Table 13. A summary of the biomass assessment results for Tanzania.

		GWhe for Overall Efficiencies of:
Residue:	Gross GWhe at 100% Efficiency	10% before Losses	25% before Losses	10% after Losses	25% after Losses
Agricultural	93,580	9358	23,395	7775	19,438
Forestry	* 3865	* 387	* 966	* 322	* 803
Livestock	8927	893	2232	803	2008
Urban Human	463	46	116	38	96
TOTAL	106,835	10,684	26,709	8938	22,345
% of the electricity generation capacity possible (2018)	1478	148	369	124	309

* Average value used. Electricity generated in 2018 = 7230 GWh [46].

shows that when all the residues are combined for 2018, Tanzania has a huge net energy-generating potential. The net electricity generation potential accounts for the overall efficiency of the technologies, and any transmission/distribution losses which may occur due to the national or a microgrid. Calculations show that the net electricity generation potential from these combined residues is equivalent to generating approximately 1.2 to 3.1 times of the total electrical energy generated in 2018. However, one should take into consideration that these residues have seasonal availability hence to ensure a continuous supply, the usage of the residues will require some management.
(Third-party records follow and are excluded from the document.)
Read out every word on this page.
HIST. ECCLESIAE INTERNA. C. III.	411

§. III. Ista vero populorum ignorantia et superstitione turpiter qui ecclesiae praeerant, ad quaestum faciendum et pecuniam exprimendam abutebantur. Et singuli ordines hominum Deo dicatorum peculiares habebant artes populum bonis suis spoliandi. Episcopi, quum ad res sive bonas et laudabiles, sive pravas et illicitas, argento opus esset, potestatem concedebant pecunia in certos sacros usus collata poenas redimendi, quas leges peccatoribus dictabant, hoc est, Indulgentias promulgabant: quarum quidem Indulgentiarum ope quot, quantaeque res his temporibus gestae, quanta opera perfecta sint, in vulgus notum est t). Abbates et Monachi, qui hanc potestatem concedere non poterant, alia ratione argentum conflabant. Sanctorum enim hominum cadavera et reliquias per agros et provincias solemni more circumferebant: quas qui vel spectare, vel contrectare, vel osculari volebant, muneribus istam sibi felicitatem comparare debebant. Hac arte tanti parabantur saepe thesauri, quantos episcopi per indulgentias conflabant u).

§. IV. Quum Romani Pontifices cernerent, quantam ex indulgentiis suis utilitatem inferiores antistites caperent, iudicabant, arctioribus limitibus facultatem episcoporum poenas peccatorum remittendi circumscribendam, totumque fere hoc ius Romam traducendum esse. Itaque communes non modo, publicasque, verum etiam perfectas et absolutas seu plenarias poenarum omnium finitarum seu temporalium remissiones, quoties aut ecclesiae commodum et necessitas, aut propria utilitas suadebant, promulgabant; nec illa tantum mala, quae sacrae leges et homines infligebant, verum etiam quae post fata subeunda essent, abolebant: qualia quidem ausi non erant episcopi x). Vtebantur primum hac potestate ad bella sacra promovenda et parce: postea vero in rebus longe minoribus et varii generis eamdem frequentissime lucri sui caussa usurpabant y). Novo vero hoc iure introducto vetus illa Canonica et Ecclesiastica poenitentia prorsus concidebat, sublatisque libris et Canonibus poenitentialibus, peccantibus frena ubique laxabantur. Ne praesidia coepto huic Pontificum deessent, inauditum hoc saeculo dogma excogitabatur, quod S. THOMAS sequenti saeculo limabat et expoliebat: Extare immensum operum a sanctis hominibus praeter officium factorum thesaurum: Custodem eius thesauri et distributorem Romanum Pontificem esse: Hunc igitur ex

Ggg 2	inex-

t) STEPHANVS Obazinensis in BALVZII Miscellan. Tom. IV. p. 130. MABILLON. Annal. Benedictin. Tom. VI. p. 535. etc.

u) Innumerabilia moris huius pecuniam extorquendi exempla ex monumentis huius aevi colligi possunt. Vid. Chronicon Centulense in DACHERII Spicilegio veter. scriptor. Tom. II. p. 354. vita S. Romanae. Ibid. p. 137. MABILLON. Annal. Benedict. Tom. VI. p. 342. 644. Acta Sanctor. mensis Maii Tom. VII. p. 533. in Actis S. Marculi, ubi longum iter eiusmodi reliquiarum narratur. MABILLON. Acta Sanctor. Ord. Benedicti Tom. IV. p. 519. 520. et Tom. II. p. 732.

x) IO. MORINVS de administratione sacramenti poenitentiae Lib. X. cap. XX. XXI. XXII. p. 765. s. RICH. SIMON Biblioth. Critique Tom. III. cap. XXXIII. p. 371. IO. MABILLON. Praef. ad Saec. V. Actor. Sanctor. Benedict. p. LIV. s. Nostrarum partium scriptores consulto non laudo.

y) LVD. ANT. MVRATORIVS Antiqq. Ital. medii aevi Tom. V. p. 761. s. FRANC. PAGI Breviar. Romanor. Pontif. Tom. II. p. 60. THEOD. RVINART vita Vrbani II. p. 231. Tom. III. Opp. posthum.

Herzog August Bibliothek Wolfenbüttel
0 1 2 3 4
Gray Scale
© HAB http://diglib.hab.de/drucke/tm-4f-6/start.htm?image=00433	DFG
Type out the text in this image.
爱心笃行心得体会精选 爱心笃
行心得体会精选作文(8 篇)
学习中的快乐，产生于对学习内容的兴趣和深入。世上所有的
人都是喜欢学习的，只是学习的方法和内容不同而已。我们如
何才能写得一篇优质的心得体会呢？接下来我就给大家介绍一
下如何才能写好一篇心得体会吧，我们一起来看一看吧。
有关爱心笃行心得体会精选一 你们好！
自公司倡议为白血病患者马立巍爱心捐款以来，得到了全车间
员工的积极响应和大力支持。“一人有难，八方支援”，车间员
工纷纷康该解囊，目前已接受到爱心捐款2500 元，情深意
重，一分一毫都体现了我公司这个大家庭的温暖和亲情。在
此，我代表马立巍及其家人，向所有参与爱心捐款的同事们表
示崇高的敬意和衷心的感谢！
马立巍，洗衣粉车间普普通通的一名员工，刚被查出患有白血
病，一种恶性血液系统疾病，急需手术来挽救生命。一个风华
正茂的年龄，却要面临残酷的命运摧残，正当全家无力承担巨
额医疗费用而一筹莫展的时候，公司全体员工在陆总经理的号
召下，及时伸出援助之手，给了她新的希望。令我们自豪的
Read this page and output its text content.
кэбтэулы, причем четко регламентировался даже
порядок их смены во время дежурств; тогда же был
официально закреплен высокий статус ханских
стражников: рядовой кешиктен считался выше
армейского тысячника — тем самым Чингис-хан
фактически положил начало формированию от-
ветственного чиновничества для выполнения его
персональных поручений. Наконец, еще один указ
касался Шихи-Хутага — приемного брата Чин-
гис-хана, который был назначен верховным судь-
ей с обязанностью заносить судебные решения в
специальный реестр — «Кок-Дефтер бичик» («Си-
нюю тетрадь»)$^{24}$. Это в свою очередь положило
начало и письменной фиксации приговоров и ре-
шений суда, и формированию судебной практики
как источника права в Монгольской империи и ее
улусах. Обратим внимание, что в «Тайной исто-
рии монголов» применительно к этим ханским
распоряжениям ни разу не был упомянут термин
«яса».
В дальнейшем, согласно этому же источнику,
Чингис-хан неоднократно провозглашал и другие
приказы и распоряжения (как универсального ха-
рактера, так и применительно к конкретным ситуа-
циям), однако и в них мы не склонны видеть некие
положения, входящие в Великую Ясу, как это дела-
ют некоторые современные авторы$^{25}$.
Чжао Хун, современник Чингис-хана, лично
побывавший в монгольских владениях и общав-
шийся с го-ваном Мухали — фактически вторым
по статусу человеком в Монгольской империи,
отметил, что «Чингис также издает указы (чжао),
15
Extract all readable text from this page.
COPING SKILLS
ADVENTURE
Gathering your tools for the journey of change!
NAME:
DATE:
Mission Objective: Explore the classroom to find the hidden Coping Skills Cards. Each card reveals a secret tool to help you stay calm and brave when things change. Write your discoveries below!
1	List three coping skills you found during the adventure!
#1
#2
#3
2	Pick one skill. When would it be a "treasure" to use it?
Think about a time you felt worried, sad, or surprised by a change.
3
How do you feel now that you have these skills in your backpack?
Utilising AD for livestock and urban human waste slurries is technically feasible; however, there are many barriers to overcome to make this a reality in many rural locations. The barriers include the large, fixed capital costs required for set up, and lack of technical expertise [16,27]. Governmental subsidies and interventions are required to provide training, and this needs to be promoted by favourable governmental policies. This technology becomes more feasible in a centralised village location scenario, whereby the costs and feedstocks can be shared. This also enables a more continuous supply of biogas to be generated which can be transported via a network to a larger number of users.

5. Conclusions

The agricultural waste residues have the highest estimated energy potential followed by the livestock residues. The energy potential from the other two waste streams is much smaller due to a small forestry/logging industry combined with a low urban population. However, overall, combined these residues have a huge energy potential of 385 PJ which is generated from approximately 26,924 kilotonnes of dry waste. This study shows that renewable and sustainable energy can be generated from these residues as the net electricity generation potential from these combined residues (after accounting for T & D losses) is equal to approximately 1.2 to 3.1 times of the total electrical energy generated nationally in 2018. This can in turn lead to a reduction in the usage and dependency on fossil fuels, whilst making access to electricity more affordable. However, it is more economical and practical to utilise these residues on a village scale using small gasifiers near the point of production/storage. This entails the residues being stored near the gasification unit coupled with an ICE/diesel generator (linked to either the national grid or a mini-grid). The gas produced can be fed into the air intake of an existing ICE used to produce small-scale electricity.

Utilising these waste residues offers further advantages which benefit the environment as the usual disposal/waste management techniques associated with these waste streams are avoided. To utilise these waste streams using the technologies discussed in this paper, it is very important to match supply with demand whilst considering the seasonal and regional availability of the feedstock. Further work is required to determine which communities would benefit from which technology based on the local availability/supply logistics of these waste residue streams, any competing uses, the population density, and any government incentives which can influence the uptake in this region.